PRESCOTT, Ariz. — A three-month investigation into the June deaths of 19 firefighters killed while battling an Arizona blaze cites poor communication between the men and support staff, and reveals that an air tanker carrying flame retardant was hovering overhead as the firefighters died.
The 120-page report released Saturday found that proper procedure was followed and assigned little blame for the worst firefighting tragedy since Sept. 11, 2001.
All but one member of the Granite Mountain Hotshots crew died June 30 while protecting the small former gold rush town of Yarnell, about 80 miles northwest of Phoenix, from an erratic, lightning-sparked wildfire.
While maintaining a neutral tone, the investigation found badly programmed radios, vague updates, and a 33-minute communication blackout just before the flames engulfed the men. Investigators did not consider whether better communication might have saved the men.

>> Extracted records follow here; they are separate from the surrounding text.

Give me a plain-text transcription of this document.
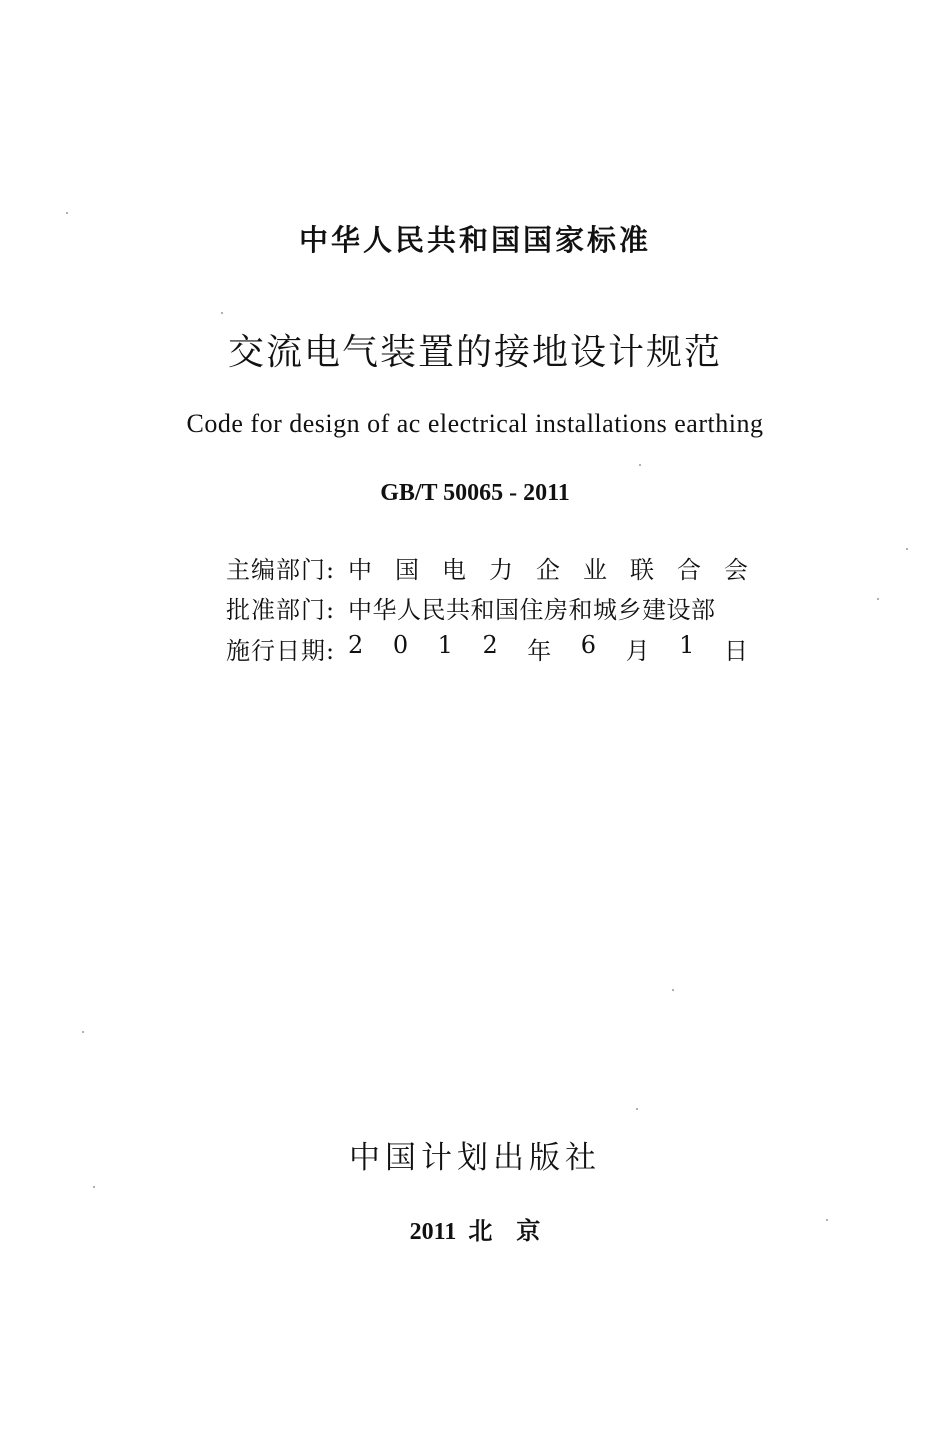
中华人民共和国国家标准
交流电气装置的接地设计规范
Code for design of ac electrical installations earthing
GB/T 50065 - 2011
主编部门: 中 国 电 力 企 业 联 合 会
批准部门: 中华人民共和国住房和城乡建设部
施行日期: 2 0 1 2 年 6 月 1 日
中国计划出版社
2011  北    京
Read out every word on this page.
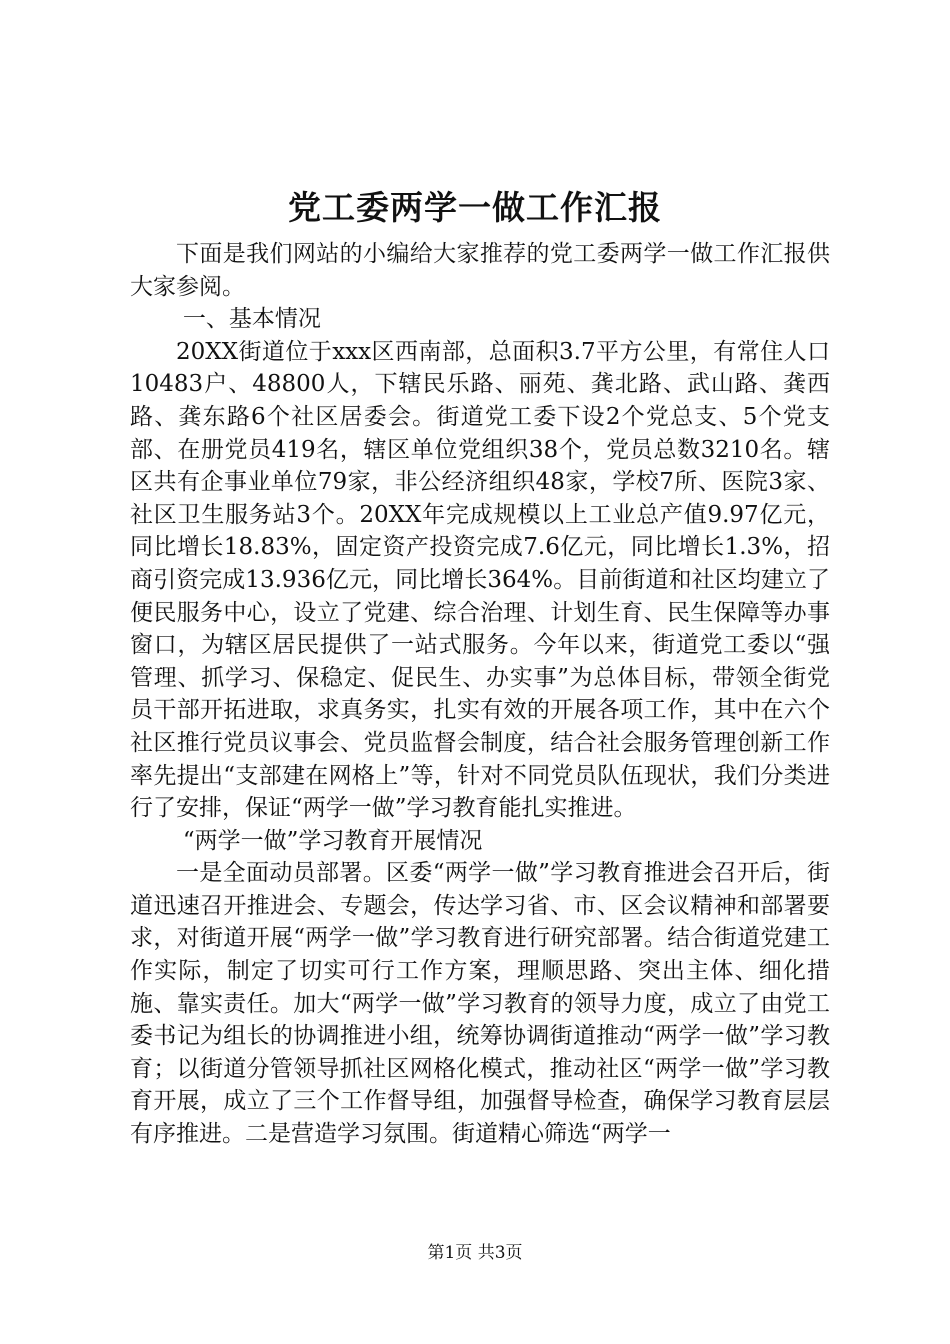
党工委两学一做工作汇报

下面是我们网站的小编给大家推荐的党工委两学一做工作汇报供大家参阅。

一、基本情况

20XX街道位于xxx区西南部，总面积3.7平方公里，有常住人口10483户、48800人，下辖民乐路、丽苑、龚北路、武山路、龚西路、龚东路6个社区居委会。街道党工委下设2个党总支、5个党支部、在册党员419名，辖区单位党组织38个，党员总数3210名。辖区共有企事业单位79家，非公经济组织48家，学校7所、医院3家、社区卫生服务站3个。20XX年完成规模以上工业总产值9.97亿元，同比增长18.83%，固定资产投资完成7.6亿元，同比增长1.3%，招商引资完成13.936亿元，同比增长364%。目前街道和社区均建立了便民服务中心，设立了党建、综合治理、计划生育、民生保障等办事窗口，为辖区居民提供了一站式服务。今年以来，街道党工委以“强管理、抓学习、保稳定、促民生、办实事”为总体目标，带领全街党员干部开拓进取，求真务实，扎实有效的开展各项工作，其中在六个社区推行党员议事会、党员监督会制度，结合社会服务管理创新工作率先提出“支部建在网格上”等，针对不同党员队伍现状，我们分类进行了安排，保证“两学一做”学习教育能扎实推进。

“两学一做”学习教育开展情况

一是全面动员部署。区委“两学一做”学习教育推进会召开后，街道迅速召开推进会、专题会，传达学习省、市、区会议精神和部署要求，对街道开展“两学一做”学习教育进行研究部署。结合街道党建工作实际，制定了切实可行工作方案，理顺思路、突出主体、细化措施、靠实责任。加大“两学一做”学习教育的领导力度，成立了由党工委书记为组长的协调推进小组，统筹协调街道推动“两学一做”学习教育；以街道分管领导抓社区网格化模式，推动社区“两学一做”学习教育开展，成立了三个工作督导组，加强督导检查，确保学习教育层层有序推进。二是营造学习氛围。街道精心筛选“两学一

第1页 共3页
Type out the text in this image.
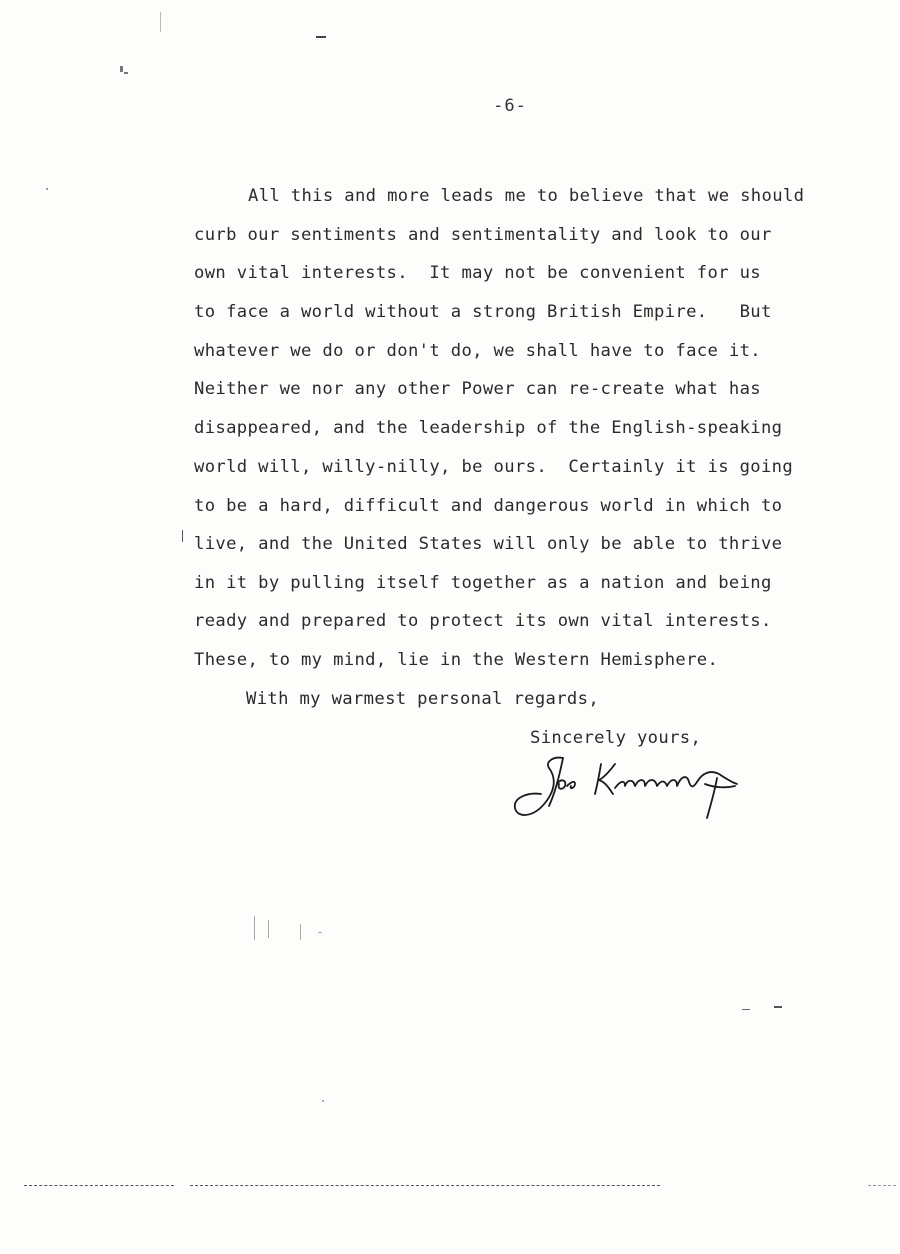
-6-
All this and more leads me to believe that we should
curb our sentiments and sentimentality and look to our
own vital interests.  It may not be convenient for us
to face a world without a strong British Empire.   But
whatever we do or don't do, we shall have to face it.
Neither we nor any other Power can re-create what has
disappeared, and the leadership of the English-speaking
world will, willy-nilly, be ours.  Certainly it is going
to be a hard, difficult and dangerous world in which to
live, and the United States will only be able to thrive
in it by pulling itself together as a nation and being
ready and prepared to protect its own vital interests.
These, to my mind, lie in the Western Hemisphere.
With my warmest personal regards,
Sincerely yours,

The report provides the first minute-to-minute account of the fatal afternoon. The day went according to routine in the boulder-strewn mountains until the wind shifted around 4 p.m., pushing a wall of fire that had been receding from the hotshots all day back toward them.
After that, the command center lost track of the 19 men. The firefighters either ignored or did not receive weather warnings. They left the safety of a burned ridge and dropped into a densely vegetated valley surrounded by mountains, heading toward a ranch. The report states that they failed to perceive the "excessive risk" of repositioning to continue fighting the fire.
The command center believed the hotshots had decided to wait out the weather change in the safety zone. They did not find out the men were surrounded by flames and fighting for their lives until five minutes before they deployed their emergency shelters, which was more than a half hour after the weather warning was issued.
Without the guidance of the command center, the men bushwhacked into a location that soon turned into a bowl of fire. The topography fostered long flames that bent parallel and licked the ground, producing 2,000 degree heat. Fire shelters, always a dreaded last resort, begin to melt at 1,200 degrees.
As the flames whipped over the men, a large air tanker was hovering above. But perhaps because of an early miscommunication about where the hotshots were headed, the command center did not know where to drop the flame retardant, the report said.
"Nobody will ever know how the crew actually saw their situation, the options they considered or what motivated their actions," investigators wrote.
Though the report points to multiple failures, investigators approached the incident "from the perspective that risk is inherent in firefighting." They recommend that Arizona official review their communications procedures and look into new technologies, including GPS, that might help track firefighters during chaotic situations.